Mikael Hed is unrepentant about the 200 million minutes per day that people around the world fritter away playing Angry Birds, the iPhone game created by the company he heads.

"It's great. Think of all the other stuff they could be doing that's so much more boring," said the chief executive of Rovio Mobile, a Finnish start-up almost unheard of before it unleashed the addictive game on an unsuspecting world in 2009.

Angry Birds, the most popular paid-for game in the Apple App Store's four-year history, has just passed 200 million downloads.

The deceptively simple puzzle game in which players use a slingshot to fire birds at green pigs hiding in buildings has hooked a whole new audience, many of whom were never interested in video games before.

"These new touchscreen portable devices have changed the way that people behave. Nowadays, people have to be entertained all the time, whenever you have just a few moments spare," Hed told the Reuters Global Technology Summit in Paris this week.

"Much of those 200 million minutes comes from this type of micro spare time, filling the little gaps."

Rovio plans to use its hold over of those millions of spare moments as a wedge to expand into Hollywood and possibly even Disney-style theme parks.

"Believe it or not, we have had such suggestions, and I believe Angry Birds Land was actually the name they used."
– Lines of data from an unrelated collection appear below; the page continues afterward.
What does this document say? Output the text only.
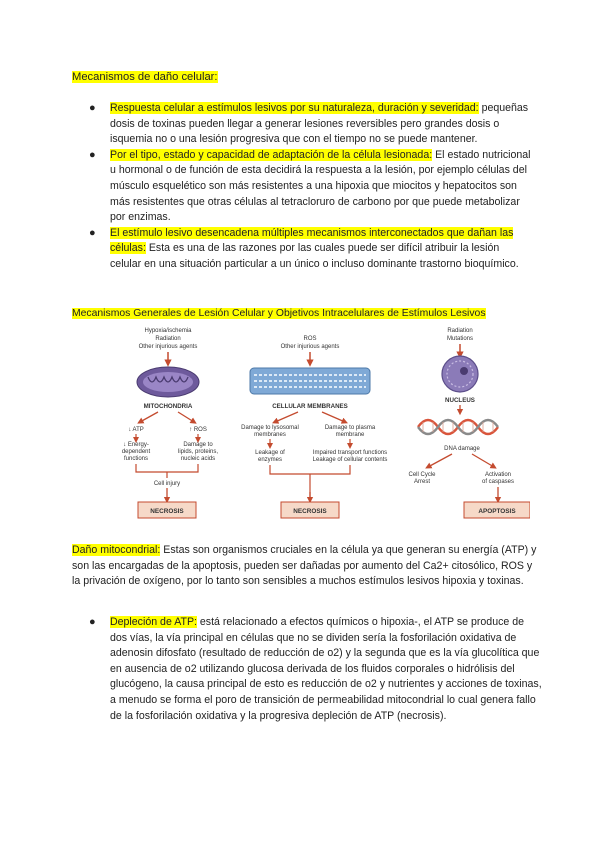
Mecanismos de daño celular:
● Respuesta celular a estímulos lesivos por su naturaleza, duración y severidad: pequeñas dosis de toxinas pueden llegar a generar lesiones reversibles pero grandes dosis o isquemia no o una lesión progresiva que con el tiempo no se puede mantener.
● Por el tipo, estado y capacidad de adaptación de la célula lesionada: El estado nutricional u hormonal o de función de esta decidirá la respuesta a la lesión, por ejemplo células del músculo esquelético son más resistentes a una hipoxia que miocitos y hepatocitos son más resistentes que otras células al tetracloruro de carbono por que puede metabolizar por enzimas.
● El estímulo lesivo desencadena múltiples mecanismos interconectados que dañan las células: Esta es una de las razones por las cuales puede ser difícil atribuir la lesión celular en una situación particular a un único o incluso dominante trastorno bioquímico.
Mecanismos Generales de Lesión Celular y Objetivos Intracelulares de Estímulos Lesivos
Hypoxia/ischemia
Radiation
Other injurious agents
MITOCHONDRIA
↓ ATP
↓ Energy-
dependent
functions
↑ ROS
Damage to
lipids, proteins,
nucleic acids
Cell injury
NECROSIS
ROS
Other injurious agents
CELLULAR MEMBRANES
Damage to lysosomal
membranes
Leakage of
enzymes
Damage to plasma
membrane
Impaired transport functions
Leakage of cellular contents
NECROSIS
Radiation
Mutations
NUCLEUS
DNA damage
Cell Cycle
Arrest
Activation
of caspases
APOPTOSIS

Daño mitocondrial: Estas son organismos cruciales en la célula ya que generan su energía (ATP) y son las encargadas de la apoptosis, pueden ser dañadas por aumento del Ca2+ citosólico, ROS y la privación de oxígeno, por lo tanto son sensibles a muchos estímulos lesivos hipoxia y toxinas.

● Depleción de ATP: está relacionado a efectos químicos o hipoxia-, el ATP se produce de dos vías, la vía principal en células que no se dividen sería la fosforilación oxidativa de adenosin difosfato (resultado de reducción de o2) y la segunda que es la vía glucolítica que en ausencia de o2 utilizando glucosa derivada de los fluidos corporales o hidrólisis del glucógeno, la causa principal de esto es reducción de o2 y nutrientes y acciones de toxinas, a menudo se forma el poro de transición de permeabilidad mitocondrial lo cual genera fallo de la fosforilación oxidativa y la progresiva depleción de ATP (necrosis).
"Whether there will be a theme park dedicated to Angry Birds or not, I don't know, but I would be surprised if within 10 years there wouldn't be at least a theme park with something related to Angry Birds in it," said Hed.

MICKEY MOUSE

For now, the next step is to build the birds' characters and flesh out the rather thin Angry Birds story, which is that the birds are attacking the pigs because the pigs stole their eggs.
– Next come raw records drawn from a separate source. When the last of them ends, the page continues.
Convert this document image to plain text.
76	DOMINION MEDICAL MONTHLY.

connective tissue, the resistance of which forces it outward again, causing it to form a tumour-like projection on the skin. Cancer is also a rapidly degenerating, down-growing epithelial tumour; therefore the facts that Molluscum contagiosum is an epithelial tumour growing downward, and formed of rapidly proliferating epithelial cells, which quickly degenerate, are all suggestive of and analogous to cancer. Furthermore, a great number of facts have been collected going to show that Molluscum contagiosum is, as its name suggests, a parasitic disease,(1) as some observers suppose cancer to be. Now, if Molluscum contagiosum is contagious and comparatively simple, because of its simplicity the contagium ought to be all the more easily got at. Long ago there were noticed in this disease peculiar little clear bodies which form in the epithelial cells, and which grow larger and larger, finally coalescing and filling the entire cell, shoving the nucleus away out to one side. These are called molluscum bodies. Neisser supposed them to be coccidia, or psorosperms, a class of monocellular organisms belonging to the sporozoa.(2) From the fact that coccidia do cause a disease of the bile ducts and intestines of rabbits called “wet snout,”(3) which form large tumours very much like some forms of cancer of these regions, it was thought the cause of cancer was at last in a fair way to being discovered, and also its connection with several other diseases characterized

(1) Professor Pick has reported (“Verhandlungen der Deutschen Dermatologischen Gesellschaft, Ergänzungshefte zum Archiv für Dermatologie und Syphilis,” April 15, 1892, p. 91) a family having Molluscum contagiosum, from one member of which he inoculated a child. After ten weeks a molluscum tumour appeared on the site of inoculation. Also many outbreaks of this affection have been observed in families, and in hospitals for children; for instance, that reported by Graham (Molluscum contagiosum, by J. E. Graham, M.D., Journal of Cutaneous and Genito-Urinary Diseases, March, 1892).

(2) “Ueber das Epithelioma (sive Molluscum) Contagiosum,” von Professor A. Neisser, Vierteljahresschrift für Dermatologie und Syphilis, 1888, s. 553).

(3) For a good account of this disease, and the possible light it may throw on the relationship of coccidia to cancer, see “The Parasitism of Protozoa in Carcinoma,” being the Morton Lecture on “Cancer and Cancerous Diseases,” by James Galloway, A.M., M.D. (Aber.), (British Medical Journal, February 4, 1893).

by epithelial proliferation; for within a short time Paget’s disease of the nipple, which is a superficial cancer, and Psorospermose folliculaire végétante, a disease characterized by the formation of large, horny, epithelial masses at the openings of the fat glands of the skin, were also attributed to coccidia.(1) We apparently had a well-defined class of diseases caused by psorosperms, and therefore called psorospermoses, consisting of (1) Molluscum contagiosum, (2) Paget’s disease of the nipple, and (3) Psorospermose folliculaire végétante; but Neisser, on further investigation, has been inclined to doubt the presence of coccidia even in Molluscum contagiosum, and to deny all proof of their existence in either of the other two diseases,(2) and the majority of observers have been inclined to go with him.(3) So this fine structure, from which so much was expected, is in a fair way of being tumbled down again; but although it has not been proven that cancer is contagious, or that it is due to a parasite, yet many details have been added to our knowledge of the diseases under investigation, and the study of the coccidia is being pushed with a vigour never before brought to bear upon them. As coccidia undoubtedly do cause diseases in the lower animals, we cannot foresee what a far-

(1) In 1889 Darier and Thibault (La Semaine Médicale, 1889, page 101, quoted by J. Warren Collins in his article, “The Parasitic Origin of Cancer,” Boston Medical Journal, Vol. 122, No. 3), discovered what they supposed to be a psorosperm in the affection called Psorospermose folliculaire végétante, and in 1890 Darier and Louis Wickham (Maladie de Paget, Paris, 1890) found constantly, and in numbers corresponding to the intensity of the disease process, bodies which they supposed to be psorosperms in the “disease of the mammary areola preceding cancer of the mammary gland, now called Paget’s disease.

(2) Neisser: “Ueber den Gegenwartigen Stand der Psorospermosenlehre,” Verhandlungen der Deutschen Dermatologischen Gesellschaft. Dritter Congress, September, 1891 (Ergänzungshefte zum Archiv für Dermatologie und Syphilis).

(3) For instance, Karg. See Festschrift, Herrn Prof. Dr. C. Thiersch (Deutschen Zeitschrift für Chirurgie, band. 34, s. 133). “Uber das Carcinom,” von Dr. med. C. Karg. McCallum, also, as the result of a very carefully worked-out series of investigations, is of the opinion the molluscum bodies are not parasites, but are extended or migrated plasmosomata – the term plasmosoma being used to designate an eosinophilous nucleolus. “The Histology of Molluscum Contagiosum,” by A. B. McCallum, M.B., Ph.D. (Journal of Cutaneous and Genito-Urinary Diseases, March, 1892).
Hed says there would be news in the next days relating to Rovio's media ambitions, but declined to elaborate.

Already, Rovio has teamed up with News Corp's 20th Century Fox to hitch a new game to the animated 3-D movie Rio, which has taken hundreds of millions of dollars at the box office around the world.
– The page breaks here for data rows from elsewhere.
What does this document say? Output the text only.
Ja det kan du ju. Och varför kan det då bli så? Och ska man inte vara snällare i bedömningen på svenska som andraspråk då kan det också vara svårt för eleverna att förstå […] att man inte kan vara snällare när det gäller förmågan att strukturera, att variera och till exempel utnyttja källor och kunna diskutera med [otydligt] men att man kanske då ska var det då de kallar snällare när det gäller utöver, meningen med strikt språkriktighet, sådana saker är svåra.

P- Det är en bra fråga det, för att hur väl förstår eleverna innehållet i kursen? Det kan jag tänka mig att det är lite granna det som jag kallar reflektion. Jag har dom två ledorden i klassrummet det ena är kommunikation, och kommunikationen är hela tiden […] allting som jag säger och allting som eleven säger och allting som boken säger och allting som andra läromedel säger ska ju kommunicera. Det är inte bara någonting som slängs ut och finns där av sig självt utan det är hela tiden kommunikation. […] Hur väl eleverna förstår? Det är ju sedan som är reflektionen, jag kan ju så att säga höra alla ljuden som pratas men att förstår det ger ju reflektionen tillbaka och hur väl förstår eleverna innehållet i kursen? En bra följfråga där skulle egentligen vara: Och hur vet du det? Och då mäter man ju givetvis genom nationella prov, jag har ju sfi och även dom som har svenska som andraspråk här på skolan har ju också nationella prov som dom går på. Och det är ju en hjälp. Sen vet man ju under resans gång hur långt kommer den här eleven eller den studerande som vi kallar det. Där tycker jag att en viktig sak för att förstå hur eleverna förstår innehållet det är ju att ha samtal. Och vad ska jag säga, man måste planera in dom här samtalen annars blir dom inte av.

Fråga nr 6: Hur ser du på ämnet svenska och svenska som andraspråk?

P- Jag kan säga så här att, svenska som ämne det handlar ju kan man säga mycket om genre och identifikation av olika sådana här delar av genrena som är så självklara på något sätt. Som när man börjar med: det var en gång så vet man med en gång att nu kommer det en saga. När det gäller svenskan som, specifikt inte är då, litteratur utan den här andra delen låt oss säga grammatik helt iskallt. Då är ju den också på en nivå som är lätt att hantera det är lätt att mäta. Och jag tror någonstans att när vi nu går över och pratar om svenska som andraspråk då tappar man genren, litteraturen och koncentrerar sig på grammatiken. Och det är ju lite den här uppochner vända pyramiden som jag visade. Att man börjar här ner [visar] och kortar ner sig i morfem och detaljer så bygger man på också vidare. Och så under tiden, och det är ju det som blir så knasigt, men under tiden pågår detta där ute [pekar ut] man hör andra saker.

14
A clue to Angry Birds Rio even featured in 20th Century Fox's ad at this year's SuperBowl -- the year's highest-profile advertising spot in the United States.

Hed has held talks with Hollywood studios about an Angry Birds feature film but so far has not found the right partner or deal. He said he wants to proceed with caution to protect the brand, and sees Mickey Mouse as a brand to aspire to.

These may seem grand ambitions for a company with just one megahit to its name, and Rovio is under pressure to show it is not a one-hit wonder. Angry Birds was its 52nd game.

Rovio plans to cement the popularity of Angry Birds with a version for Facebook this summer -- which will add social aspects to the essentially solitary game by building in features for players to help one another.

Hed also says a new Angry Birds game and another, different type of game are in the works. But he seems relaxed about their likely success.

"At some point you get to a point where you no longer associate a brand with just one product," he says.

"While games will always be our strong area, I also believe that Angry Birds is already beyond that point. It has the critical mass where it doesn't really need the game in order to be very known."

Rovio has just raised $42 million in venture capital funding but is already thinking about going public in two to three years' time.

Hed says the company has had takeover approaches but has so far resisted. "We're having too much fun to be a part of something bigger. That said, people do crazy things when presented with obscene amounts of money."

Asked whether he has been offered such sums, he answers: "Well, we're still independent, so not obscene enough."